Cragnotti riunisce le sue attività lattiere nella nuova scatola chiamata Eurolat e la vende a Tanzi il 7 luglio 1999 per 829 miliardi di lire, prezzo giudicato dalle varie perizie superiore al valore reale da 200 a 400 miliardi. Certo è che Cragnotti mise in bilancio una plusvalenza, cioè una differenza tra valore di libro e ricavato della vendita, di 335 miliardi di lire. E i magistrati sostengono di aver accertato che nella scatola Eurolat, prima di passarla a Tanzi, erano stati infilati debiti del gruppo Cirio verso Capitalia non riferibili al settore del latte. Da qui l’accusa di estorsione e di concorso in bancarotta per distrazione: il favore fatto a Cragnotti avrebbe infatti aggravato la bancarotta di Parmalat, esplosa quattro anni dopo l’operazione Eurolat. Geronzi ha sempre respinto le accuse che però non vengono dai magistrati ma da Tanzi in persona, e quindi dovrà semmai dolersi non della malagiustizia ma di un regolamento di conti tra ex frequentatori degli stessi salotti che un tempo si contendevano onorificenze e cavalierati e oggi si scannano per un proscioglimento o una prescrizione.

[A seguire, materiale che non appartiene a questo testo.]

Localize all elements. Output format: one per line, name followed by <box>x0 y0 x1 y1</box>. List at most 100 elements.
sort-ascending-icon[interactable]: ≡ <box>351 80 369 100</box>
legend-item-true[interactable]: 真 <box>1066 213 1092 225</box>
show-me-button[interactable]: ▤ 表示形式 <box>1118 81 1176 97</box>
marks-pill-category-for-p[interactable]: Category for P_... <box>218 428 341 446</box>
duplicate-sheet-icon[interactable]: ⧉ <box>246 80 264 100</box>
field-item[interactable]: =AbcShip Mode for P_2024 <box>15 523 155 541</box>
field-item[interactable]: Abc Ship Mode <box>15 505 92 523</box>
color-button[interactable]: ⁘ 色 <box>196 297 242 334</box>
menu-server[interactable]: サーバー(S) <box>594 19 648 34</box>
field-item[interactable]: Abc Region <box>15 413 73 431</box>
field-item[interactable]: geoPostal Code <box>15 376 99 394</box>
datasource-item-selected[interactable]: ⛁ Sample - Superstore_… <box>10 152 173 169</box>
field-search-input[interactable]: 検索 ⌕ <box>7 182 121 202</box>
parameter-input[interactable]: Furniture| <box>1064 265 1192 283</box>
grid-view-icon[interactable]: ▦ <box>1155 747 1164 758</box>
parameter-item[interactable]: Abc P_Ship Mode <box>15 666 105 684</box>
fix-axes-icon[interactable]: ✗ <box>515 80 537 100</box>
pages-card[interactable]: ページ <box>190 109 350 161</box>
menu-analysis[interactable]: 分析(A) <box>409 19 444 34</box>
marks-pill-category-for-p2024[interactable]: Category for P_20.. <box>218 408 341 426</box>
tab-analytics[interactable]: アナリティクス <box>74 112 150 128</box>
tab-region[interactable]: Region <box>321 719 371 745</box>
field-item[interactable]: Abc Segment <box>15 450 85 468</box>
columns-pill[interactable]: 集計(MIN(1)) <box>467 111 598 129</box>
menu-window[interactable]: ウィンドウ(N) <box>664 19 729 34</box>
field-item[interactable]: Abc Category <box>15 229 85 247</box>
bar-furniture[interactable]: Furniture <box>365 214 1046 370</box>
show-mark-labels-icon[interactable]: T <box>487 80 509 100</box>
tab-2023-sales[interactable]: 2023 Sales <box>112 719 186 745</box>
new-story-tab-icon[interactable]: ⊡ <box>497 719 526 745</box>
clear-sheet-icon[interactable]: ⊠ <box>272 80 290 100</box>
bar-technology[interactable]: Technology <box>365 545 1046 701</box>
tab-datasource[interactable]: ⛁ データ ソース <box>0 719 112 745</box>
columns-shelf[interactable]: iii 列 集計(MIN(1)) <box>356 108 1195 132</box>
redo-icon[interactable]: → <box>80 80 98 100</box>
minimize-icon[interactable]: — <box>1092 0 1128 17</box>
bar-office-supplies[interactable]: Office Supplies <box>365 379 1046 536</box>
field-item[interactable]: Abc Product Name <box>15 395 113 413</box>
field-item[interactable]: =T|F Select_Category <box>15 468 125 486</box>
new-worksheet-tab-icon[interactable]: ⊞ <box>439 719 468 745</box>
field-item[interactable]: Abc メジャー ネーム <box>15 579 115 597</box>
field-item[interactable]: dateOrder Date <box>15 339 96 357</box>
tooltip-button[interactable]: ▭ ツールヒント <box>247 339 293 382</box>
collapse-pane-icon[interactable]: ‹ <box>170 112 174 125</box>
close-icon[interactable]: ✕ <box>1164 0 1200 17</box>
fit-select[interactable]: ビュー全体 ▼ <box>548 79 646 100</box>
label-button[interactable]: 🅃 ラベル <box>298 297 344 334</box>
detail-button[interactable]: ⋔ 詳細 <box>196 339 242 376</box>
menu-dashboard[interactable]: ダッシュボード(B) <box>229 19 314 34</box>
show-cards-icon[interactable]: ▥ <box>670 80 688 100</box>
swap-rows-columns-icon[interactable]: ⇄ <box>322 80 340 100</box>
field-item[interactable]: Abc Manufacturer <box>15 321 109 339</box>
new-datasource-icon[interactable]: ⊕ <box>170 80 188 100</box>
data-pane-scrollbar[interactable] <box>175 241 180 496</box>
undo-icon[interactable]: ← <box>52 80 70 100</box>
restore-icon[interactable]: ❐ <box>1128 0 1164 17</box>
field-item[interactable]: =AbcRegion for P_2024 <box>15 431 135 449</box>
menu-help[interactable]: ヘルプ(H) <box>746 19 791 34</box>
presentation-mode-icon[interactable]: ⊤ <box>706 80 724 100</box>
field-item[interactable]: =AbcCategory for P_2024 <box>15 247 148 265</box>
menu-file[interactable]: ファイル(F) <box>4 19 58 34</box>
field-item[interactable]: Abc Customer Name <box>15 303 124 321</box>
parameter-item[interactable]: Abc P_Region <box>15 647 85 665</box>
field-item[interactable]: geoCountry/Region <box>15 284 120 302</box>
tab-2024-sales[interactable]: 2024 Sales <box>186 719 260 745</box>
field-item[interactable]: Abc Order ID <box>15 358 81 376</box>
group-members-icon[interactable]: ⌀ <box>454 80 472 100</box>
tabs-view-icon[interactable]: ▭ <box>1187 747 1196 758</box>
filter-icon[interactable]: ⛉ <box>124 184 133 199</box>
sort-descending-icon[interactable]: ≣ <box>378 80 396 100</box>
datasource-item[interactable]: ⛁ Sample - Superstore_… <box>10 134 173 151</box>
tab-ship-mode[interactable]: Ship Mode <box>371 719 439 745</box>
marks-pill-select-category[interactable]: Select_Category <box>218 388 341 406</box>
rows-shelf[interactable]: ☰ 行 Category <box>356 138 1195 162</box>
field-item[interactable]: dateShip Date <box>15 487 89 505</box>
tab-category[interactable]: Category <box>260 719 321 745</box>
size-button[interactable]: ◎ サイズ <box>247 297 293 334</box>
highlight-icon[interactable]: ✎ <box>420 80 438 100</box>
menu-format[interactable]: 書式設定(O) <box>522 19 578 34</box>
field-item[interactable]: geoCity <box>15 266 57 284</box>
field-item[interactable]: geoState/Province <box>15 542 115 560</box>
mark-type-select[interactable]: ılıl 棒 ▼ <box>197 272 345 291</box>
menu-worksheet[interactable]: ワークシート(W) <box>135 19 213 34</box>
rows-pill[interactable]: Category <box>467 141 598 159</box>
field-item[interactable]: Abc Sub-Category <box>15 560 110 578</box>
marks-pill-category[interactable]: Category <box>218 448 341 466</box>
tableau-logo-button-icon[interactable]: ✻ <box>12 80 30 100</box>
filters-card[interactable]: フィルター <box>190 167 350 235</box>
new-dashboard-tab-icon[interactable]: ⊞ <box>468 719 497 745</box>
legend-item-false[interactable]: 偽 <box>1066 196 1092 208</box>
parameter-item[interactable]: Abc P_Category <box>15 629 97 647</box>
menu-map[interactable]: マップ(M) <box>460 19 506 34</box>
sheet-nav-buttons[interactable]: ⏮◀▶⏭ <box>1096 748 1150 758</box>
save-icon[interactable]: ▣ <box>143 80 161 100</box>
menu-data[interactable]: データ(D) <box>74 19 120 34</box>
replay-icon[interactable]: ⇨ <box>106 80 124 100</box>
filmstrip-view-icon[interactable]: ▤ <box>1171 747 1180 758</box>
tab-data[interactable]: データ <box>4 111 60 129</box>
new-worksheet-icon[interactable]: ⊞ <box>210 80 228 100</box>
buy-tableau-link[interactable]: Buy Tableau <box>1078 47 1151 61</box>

A ulteriore dimostrazione dello stile dei tempi giova ricordare che dentro Eurolat c’era anche la Centrale del Latte di Roma, privatizzata due anni prima dal sindaco di Roma Francesco Rutelli con l’assessore al Bilancio Linda Lanzillotta. Nel frattempo la Commissione Europea ha accertato che il comune di Roma aveva buttato dentro la Centrale del Latte, prima di venderla a Cragnotti per 106 miliardi, 97 miliardi a ripianamento delle perdite. Quindi il ricavo autentico della vendita era stato di nove miliardi. Per fortuna la Centrale del Latte era stata privatizzata con la clausola che non poteva essere rivenduta prima di cinque anni. Cragnotti ha rivenduto dopo due anni e nessuno ha fiatato mai, addirittura c’era un funzionario del Campidoglio a presenziare alla firma del contratto Eurolat. Ma due anni fa un tribunale ha dichiarato la nullità della privatizzazione (dopo 16 anni) ordinando a Parmalat di restituire la Centrale del Latte al Campidoglio.
Capitalia aveva la brutta abitudine di usare le aziende generosamente finanziate come vasi comunicanti per tappare con i soldi dell’una i buchi dell’altra, comprare tempo e rinviare le inevitabili insolvenze. Nello nello scorso dicembre la Cassazione ha confermato la condanna a Geronzi (rinviando alla Corte d’appello solo per la ride-terminazione della pena) per il caso Ciappazzi. Stessa bancarotta per distrazione, stesso meccanismo. In quel caso Tanzi fu costretto a comprare da Giuseppe Ciarrapico l’acqua minerale Ciappazzi, gioiello dell’industria siciliana con il piccolo difetto di essere chiusa da anni. Tanzi se l’è comprata, l’ha strapagata e ha continuato a pagare i dipendenti per non fare niente. Finché è esploso il crac Parmalat e tutti hanno capito che tipo di miracoli facevano i maghi del capitalismo all’italiana.